From City Observatory, here’s an interesting chart ripped from a study about small business turnover and gentrification in New York City. It compares the number of businesses that close, go vacant, or are replaced with new businesses in gentrifying and non-gentrifying neighborhoods (gentrifying neighborhoods were defined as meeting a certain change in income within a census tract). Here’s the chart:
On the blog, Daniel Hertz describes how turnover is an issue for small businesses, no matter what the neighborhood.
The percentage of small businesses that leave their storefront and are replaced by another business—the kind of scenario you’d expect to see in a gentrifying neighborhood, with (say) bodegas getting replaced by artisanal coffee shops—is very slightly higher in non-gentrifying neighborhoods than in gentrifying ones.

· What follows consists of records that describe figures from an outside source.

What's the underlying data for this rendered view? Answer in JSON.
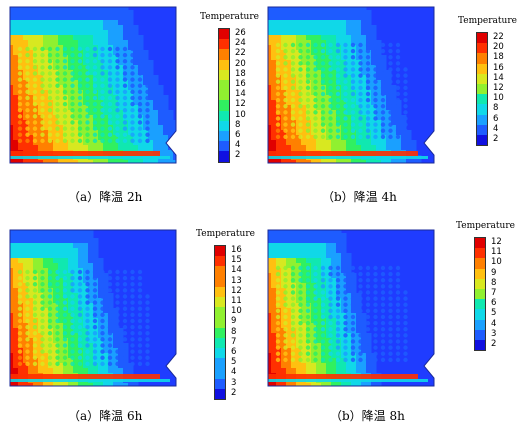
{
  "panels": [
    {
      "id": "a-2h",
      "caption": "（a）降温 2h",
      "legend_title": "Temperature",
      "legend_values": [
        "26",
        "24",
        "22",
        "20",
        "18",
        "16",
        "14",
        "12",
        "10",
        "8",
        "6",
        "4",
        "2"
      ],
      "hot_extent": 0.62
    },
    {
      "id": "b-4h",
      "caption": "（b）降温 4h",
      "legend_title": "Temperature",
      "legend_values": [
        "22",
        "20",
        "18",
        "16",
        "14",
        "12",
        "10",
        "8",
        "6",
        "4",
        "2"
      ],
      "hot_extent": 0.48
    },
    {
      "id": "a-6h",
      "caption": "（a）降温 6h",
      "legend_title": "Temperature",
      "legend_values": [
        "16",
        "15",
        "14",
        "13",
        "12",
        "11",
        "10",
        "9",
        "8",
        "7",
        "6",
        "5",
        "4",
        "3",
        "2"
      ],
      "hot_extent": 0.36
    },
    {
      "id": "b-8h",
      "caption": "（b）降温 8h",
      "legend_title": "Temperature",
      "legend_values": [
        "12",
        "11",
        "10",
        "9",
        "8",
        "7",
        "6",
        "5",
        "4",
        "3",
        "2"
      ],
      "hot_extent": 0.3
    }
  ],
  "colors": {
    "background_cold": "#1f3cff",
    "palette": [
      "#1010e0",
      "#1e5cff",
      "#1aa0ff",
      "#10d8e8",
      "#10e8b0",
      "#30f060",
      "#90f030",
      "#d8e820",
      "#ffc010",
      "#ff8000",
      "#ff3000",
      "#e00000"
    ]
  }
}
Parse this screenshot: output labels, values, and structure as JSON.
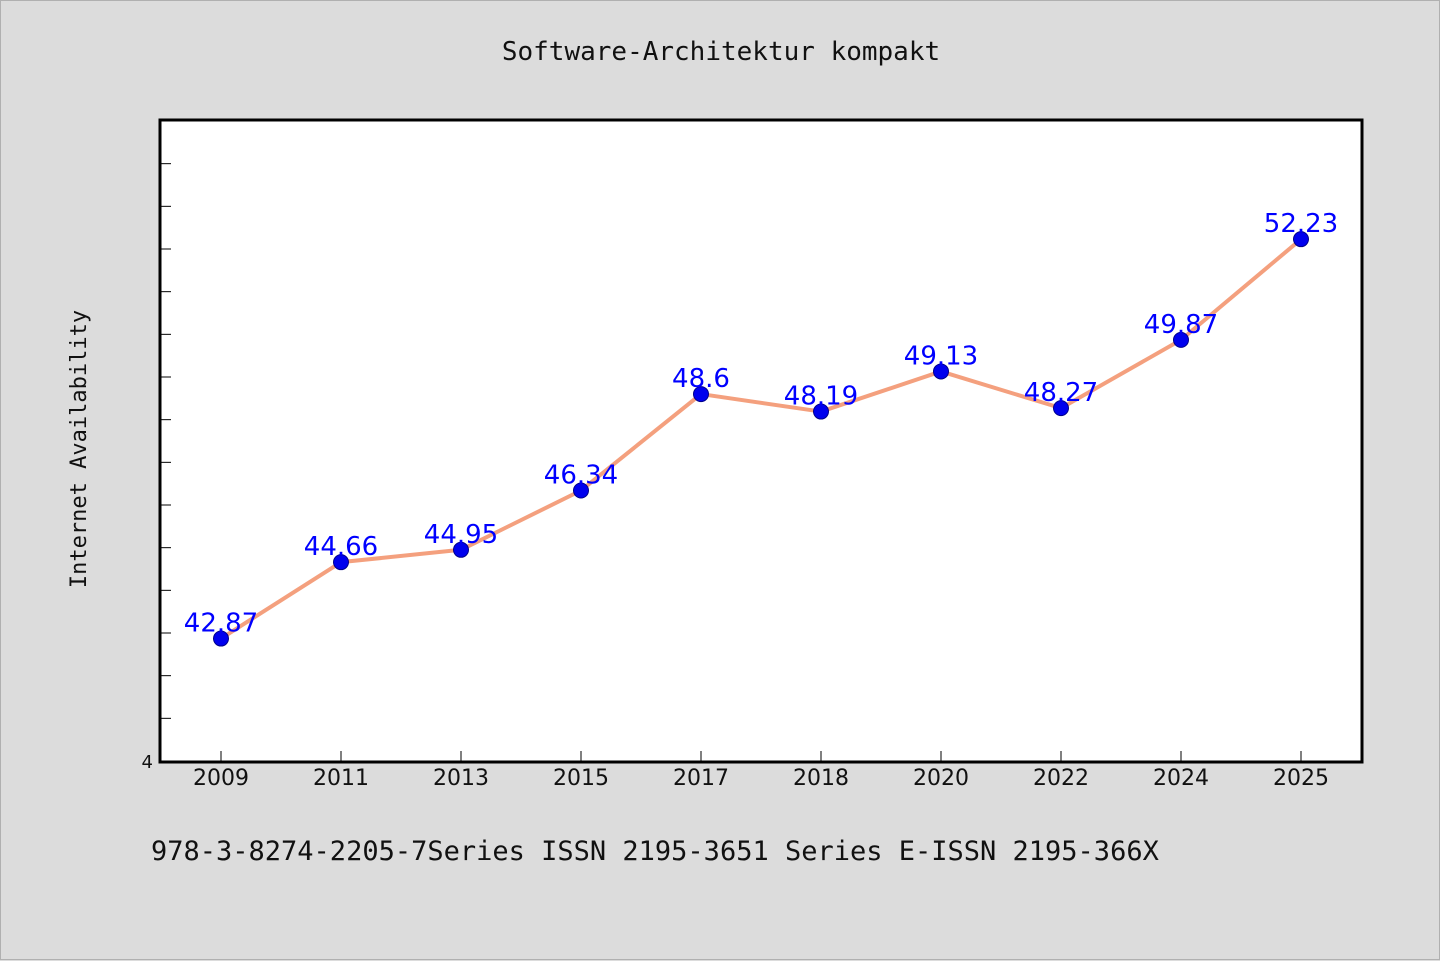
{
  "chart_data": {
    "type": "line",
    "title": "Software-Architektur kompakt",
    "xlabel": "",
    "ylabel": "Internet Availability",
    "categories": [
      "2009",
      "2011",
      "2013",
      "2015",
      "2017",
      "2018",
      "2020",
      "2022",
      "2024",
      "2025"
    ],
    "series": [
      {
        "values": [
          42.87,
          44.66,
          44.95,
          46.34,
          48.6,
          48.19,
          49.13,
          48.27,
          49.87,
          52.23
        ],
        "labels": [
          "42.87",
          "44.66",
          "44.95",
          "46.34",
          "48.6",
          "48.19",
          "49.13",
          "48.27",
          "49.87",
          "52.23"
        ],
        "line_color": "#f4a07e",
        "marker_color": "#0000ee"
      }
    ],
    "ylim": [
      40,
      55
    ],
    "y_min_tick_label": "4",
    "grid": false,
    "legend": "none"
  },
  "footer": {
    "text": "978-3-8274-2205-7Series ISSN 2195-3651 Series E-ISSN 2195-366X"
  }
}
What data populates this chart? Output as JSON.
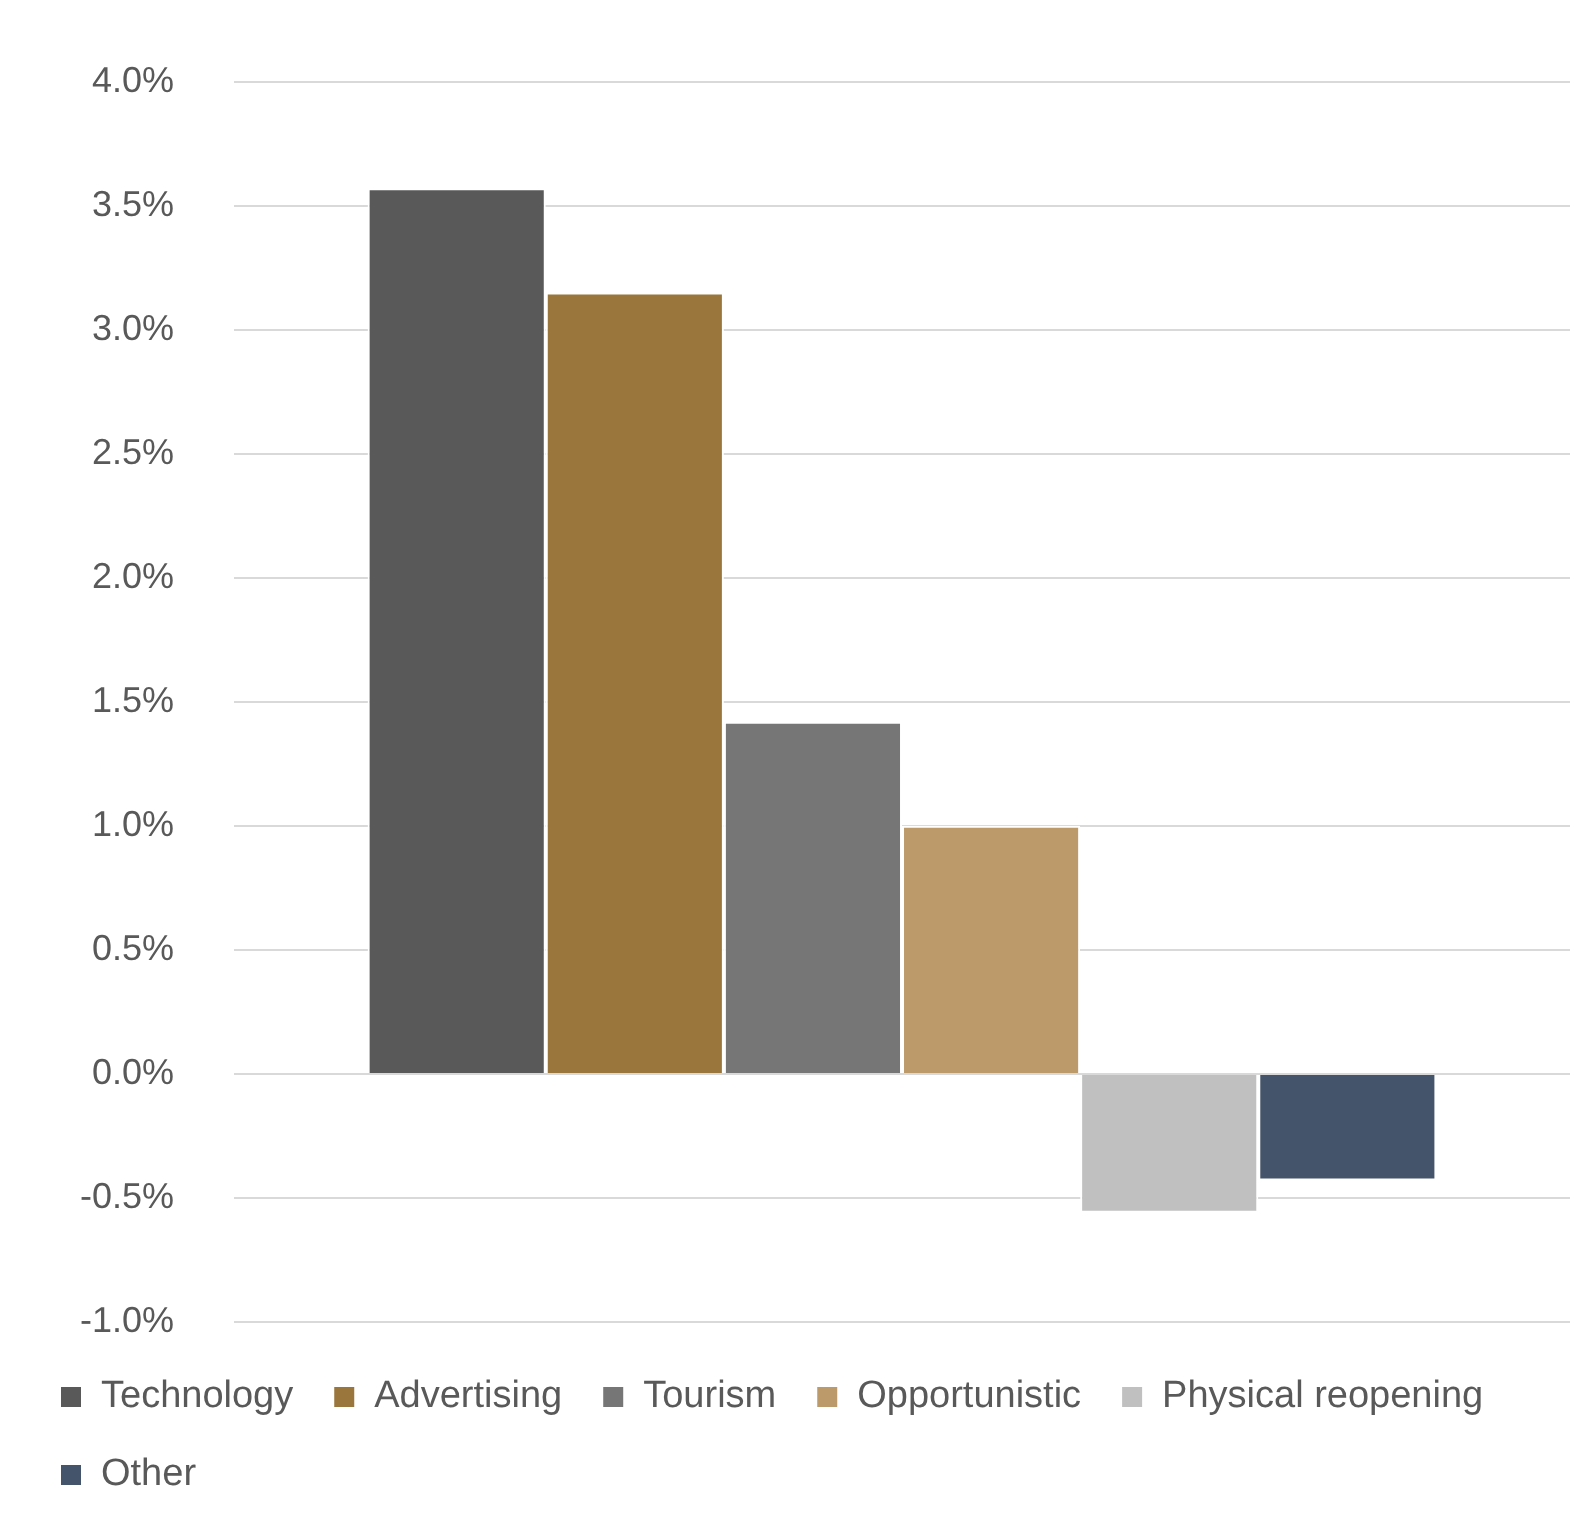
{
  "chart_data": {
    "type": "bar",
    "categories": [
      null
    ],
    "series": [
      {
        "name": "Technology",
        "color": "#595959",
        "values": [
          3.57
        ]
      },
      {
        "name": "Advertising",
        "color": "#9a763c",
        "values": [
          3.15
        ]
      },
      {
        "name": "Tourism",
        "color": "#767676",
        "values": [
          1.42
        ]
      },
      {
        "name": "Opportunistic",
        "color": "#bd9a6a",
        "values": [
          1.0
        ]
      },
      {
        "name": "Physical reopening",
        "color": "#c0c0c0",
        "values": [
          -0.56
        ]
      },
      {
        "name": "Other",
        "color": "#44546a",
        "values": [
          -0.43
        ]
      }
    ],
    "ylim": [
      -1,
      4
    ],
    "yticks": [
      {
        "value": -1,
        "label": "-1.0%"
      },
      {
        "value": -0.5,
        "label": "-0.5%"
      },
      {
        "value": 0,
        "label": "0.0%"
      },
      {
        "value": 0.5,
        "label": "0.5%"
      },
      {
        "value": 1,
        "label": "1.0%"
      },
      {
        "value": 1.5,
        "label": "1.5%"
      },
      {
        "value": 2,
        "label": "2.0%"
      },
      {
        "value": 2.5,
        "label": "2.5%"
      },
      {
        "value": 3,
        "label": "3.0%"
      },
      {
        "value": 3.5,
        "label": "3.5%"
      },
      {
        "value": 4,
        "label": "4.0%"
      }
    ],
    "grid": "y",
    "legend": "bottom"
  }
}
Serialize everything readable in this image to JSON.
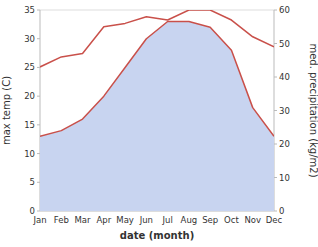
{
  "chart_data": {
    "type": "line",
    "xlabel": "date (month)",
    "ylabel": "max temp (C)",
    "y2label": "med. precipitation (kg/m2)",
    "categories": [
      "Jan",
      "Feb",
      "Mar",
      "Apr",
      "May",
      "Jun",
      "Jul",
      "Aug",
      "Sep",
      "Oct",
      "Nov",
      "Dec"
    ],
    "series": [
      {
        "type": "area",
        "color": "#c9504a",
        "values": [
          13,
          14,
          16,
          20,
          25,
          30,
          33,
          33,
          32,
          28,
          18,
          13
        ]
      },
      {
        "type": "line",
        "color": "#c9504a",
        "axis": "y2",
        "values": [
          43,
          46,
          47,
          55,
          56,
          58,
          57,
          60,
          60,
          57,
          52,
          49
        ]
      }
    ],
    "ylim": [
      0,
      35
    ],
    "yticks": [
      0,
      5,
      10,
      15,
      20,
      25,
      30,
      35
    ],
    "y2lim": [
      0,
      60
    ],
    "y2ticks": [
      0,
      10,
      20,
      30,
      40,
      50,
      60
    ],
    "grid": false
  }
}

The essential fact here is that local storefront businesses have a high rate of turnover generally. So while there are lots of examples of businesses going out of existence in gentrifying neighborhoods, there are lots of examples in other kinds of neighborhoods as well.
The takeaway is not necessarily that business displacement never happens in gentrifying neighborhoods—plenty of people in high-cost cities can cite a favorite old business that relocated or disappeared because of rising lease costs.
The Twin Cities doesn’t have the kind of neighborhood change that you find in New York City, where rents can escalate seemingly overnight. But it’s always striking to me that there’s such a big difference between how data describes gentrification and neighborhood change, and personal narratives, anecdotes, and small examples which seem to suggest that small businesses are greatly affected by gentrification.